Fishing movies are basically boxing movies for jobs. It’s never just about the fishing. It’s really covering up some sort of allegory about how to live live or do something else. Rose of Nevada further cements the point, as Mark Jenkin’s movie turns Cornwall into his haven for transcendental genuflection through learning how to gut a fish. Remember, mouth, to ahole. Repeat.
Mike (Edward Roe) and Tina (Rosalind Eleazar) are perplexed and horrified. In their tiny little Cornwall town, the Rose of Nevada returns to port, on its own, without any crew onboard. The town is struggling: people like Nick (George MacKay) have to depend on local community soup kitchens to make ends meet, and still cracks in the ceiling threaten his little life with his wife (Mae Voogd) and kid (Emily Daglish-Laine). With nowhere else to turn and the town desperate for resurrection, Mike reluctantly commissions the Rose of Nevada to go out with a crew of 3: captain Murgey (Francis Magee), flirt/womanizer Liam (Callum Turner), and Nick, with nowhere else to go needing some cash for repairs.
For Rose of Nevada to work, writer/director Mark Jenkin needs to make the movie feel out of time. He uses every trick in the book to pull that off. He shoots the movie on film instead of digitally, making us feel like we’re watching a lost 1970s film, cleverly using burnt film as a scene transition. The setting of Cornwall feels like it hasn’t changed in thousands of years, making us lose track of days and time. The score gives the movie this unnerving unsettled energy that makes us confused and squeamish. The editing enhances that feeling, using clever setups to untether the characters and by extension, the audience.
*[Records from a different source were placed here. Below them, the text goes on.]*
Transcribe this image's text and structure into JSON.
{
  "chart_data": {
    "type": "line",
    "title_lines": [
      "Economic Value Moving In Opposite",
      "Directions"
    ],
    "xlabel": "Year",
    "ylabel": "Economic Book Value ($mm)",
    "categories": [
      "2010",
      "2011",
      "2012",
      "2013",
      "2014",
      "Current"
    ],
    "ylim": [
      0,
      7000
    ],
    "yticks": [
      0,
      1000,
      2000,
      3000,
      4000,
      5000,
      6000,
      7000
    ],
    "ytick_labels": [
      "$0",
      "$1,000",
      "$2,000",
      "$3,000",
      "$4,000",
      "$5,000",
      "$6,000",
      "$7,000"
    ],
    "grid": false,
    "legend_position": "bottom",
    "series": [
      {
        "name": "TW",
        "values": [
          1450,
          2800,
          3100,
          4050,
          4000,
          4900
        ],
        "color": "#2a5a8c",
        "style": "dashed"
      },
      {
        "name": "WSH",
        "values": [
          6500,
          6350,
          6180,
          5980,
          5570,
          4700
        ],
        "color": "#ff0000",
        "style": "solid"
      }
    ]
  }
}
And the lead trio of Magee, Turner, and MacKay resemble and talk like characters we’d expect to be a part of a fishing tale: brooding and quiet like Turner/MacKay or a born sea captain like Magee, clearly descending from pirate ancestors.
The tricky part of telling a tale like this is the natural pitfall of slowing down too much. There’s a couple harrowing sequences that help up the tension a few times. But the movie needs to live in neutral to drive its point home, and unfortunately stays in that mode sometimes a bit too long. It would have been nice to see a more pronounced evolution of our lead characters to help land the paranoia of the situation. But I guess that when you’re in a small town in Cornwall, you play everything close to the vest. I certainly was more on edge than I wasn’t though, as those George MacKay closeups really drive home the surreal and otherworldly nightmare he’s found himself inside. All because he just wanted to fix a roof.
Here’s the best way I can describe the vibe of Rose of Nevada. It’s like Mark Jenkin was watching a Steven Spielberg retrospective with his class, watching his first two big hits. Light bulb goes off: why don’t I just combine their essences and film it in Cornwall? One big mistake you made though Mark: you couldn’t get a big Dua Lipa song over the credits? Callum Turner is right there, bro!